Last edited by Greg Hamrick; March 22nd, 2007 at 03:47 PM.
Let me not recind my previous statement, but add to it based on information provided by a Wilflex representative:
"In general, undercured inks can be fully cured at proper temperatures within a couple of weeks of the original processing date provided the garments have not been washed. The best thing to do is to attempt re-curing and wash testing on a few of the suspect garments to confirm good results. Then process the entire run under the same conditions."
So basically it's possible, but time-sensitive. This could explain why it never worked for me, but worked for Greg.
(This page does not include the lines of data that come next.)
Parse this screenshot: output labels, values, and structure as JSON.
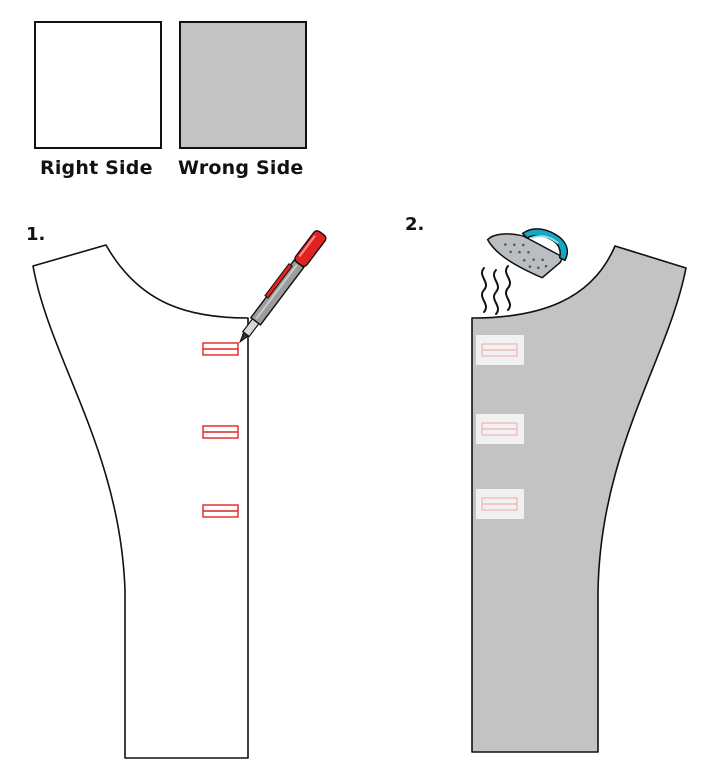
{
  "legend": {
    "right_side_label": "Right Side",
    "wrong_side_label": "Wrong Side",
    "right_side_color": "#ffffff",
    "wrong_side_color": "#c3c3c3"
  },
  "steps": [
    {
      "number": "1.",
      "tool": "pen-icon",
      "fabric_side": "right-side",
      "marks": 3,
      "mark_color": "#e02020"
    },
    {
      "number": "2.",
      "tool": "iron-icon",
      "fabric_side": "wrong-side",
      "interfacing_patches": 3
    }
  ]
}
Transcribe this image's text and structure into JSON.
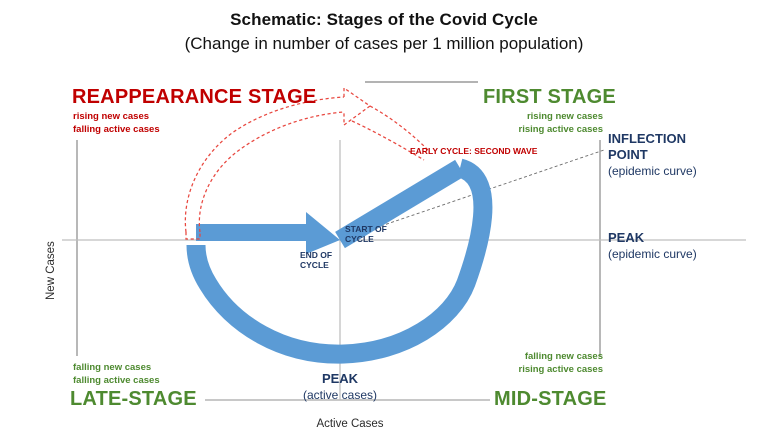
{
  "header": {
    "title": "Schematic: Stages of the Covid Cycle",
    "subtitle": "(Change in number of cases per 1 million population)"
  },
  "axes": {
    "x_label": "Active Cases",
    "y_label": "New Cases"
  },
  "quadrants": [
    {
      "id": "reappearance",
      "name": "REAPPEARANCE STAGE",
      "color": "#C00000",
      "notes": [
        "rising new cases",
        "falling active cases"
      ]
    },
    {
      "id": "first",
      "name": "FIRST STAGE",
      "color": "#4E8A30",
      "notes": [
        "rising new cases",
        "rising active cases"
      ]
    },
    {
      "id": "late",
      "name": "LATE-STAGE",
      "color": "#4E8A30",
      "notes": [
        "falling new cases",
        "falling active cases"
      ]
    },
    {
      "id": "mid",
      "name": "MID-STAGE",
      "color": "#4E8A30",
      "notes": [
        "falling new cases",
        "rising active cases"
      ]
    }
  ],
  "annotations": {
    "inflection_point": {
      "title_line1": "INFLECTION",
      "title_line2": "POINT",
      "caption": "(epidemic curve)"
    },
    "peak_epidemic": {
      "title": "PEAK",
      "caption": "(epidemic curve)"
    },
    "peak_active": {
      "title": "PEAK",
      "caption": "(active cases)"
    },
    "start_of_cycle": {
      "line1": "START OF",
      "line2": "CYCLE"
    },
    "end_of_cycle": {
      "line1": "END OF",
      "line2": "CYCLE"
    },
    "second_wave": {
      "text": "EARLY CYCLE: SECOND WAVE"
    }
  },
  "colors": {
    "cycle_arrow": "#5B9BD5",
    "second_wave_arrow": "#E8473F",
    "stage_green": "#4E8A30",
    "stage_red": "#C00000",
    "annotation_navy": "#1F3864",
    "grid": "#BFBFBF"
  },
  "chart_data": {
    "type": "scatter",
    "title": "Schematic: Stages of the Covid Cycle",
    "subtitle": "(Change in number of cases per 1 million population)",
    "xlabel": "Active Cases",
    "ylabel": "New Cases",
    "grid": false,
    "legend": "none",
    "quadrant_labels": [
      "REAPPEARANCE STAGE",
      "FIRST STAGE",
      "LATE-STAGE",
      "MID-STAGE"
    ],
    "annotations": [
      "START OF CYCLE",
      "END OF CYCLE",
      "INFLECTION POINT (epidemic curve)",
      "PEAK (epidemic curve)",
      "PEAK (active cases)",
      "EARLY CYCLE: SECOND WAVE"
    ]
  }
}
I'm willing to bet the time-frame is more like a week, rather than two...
As for 'pulling the ink off' you are being too literal Greg, but it's nice to know you are reading everything. My reference was that it aided in ruining the quality of the previous cure. My experience has been that it causes cracking and deviations in the ink, a separation from the substrate.
i have re-cured them again. it was that or buying more and re-printing. it may be a half measure but the punter already has them now. i will replace any dodgy ones.
i noticed that the ink was a bit powdery to the touch before the re-curing but didn't seem to be afterward. i rubbed the t against the print and stretched it a bit and it seemed better.
i also washed one and that seemed better. maybe it's a selective perception problem. anyway i'll soon find out.
for future reference i spoke to someone in the know about the sericol super opaque white; and they said that 90% of people have problems with that particular product. apparently it has to be cured longer at a lower temperature for best results.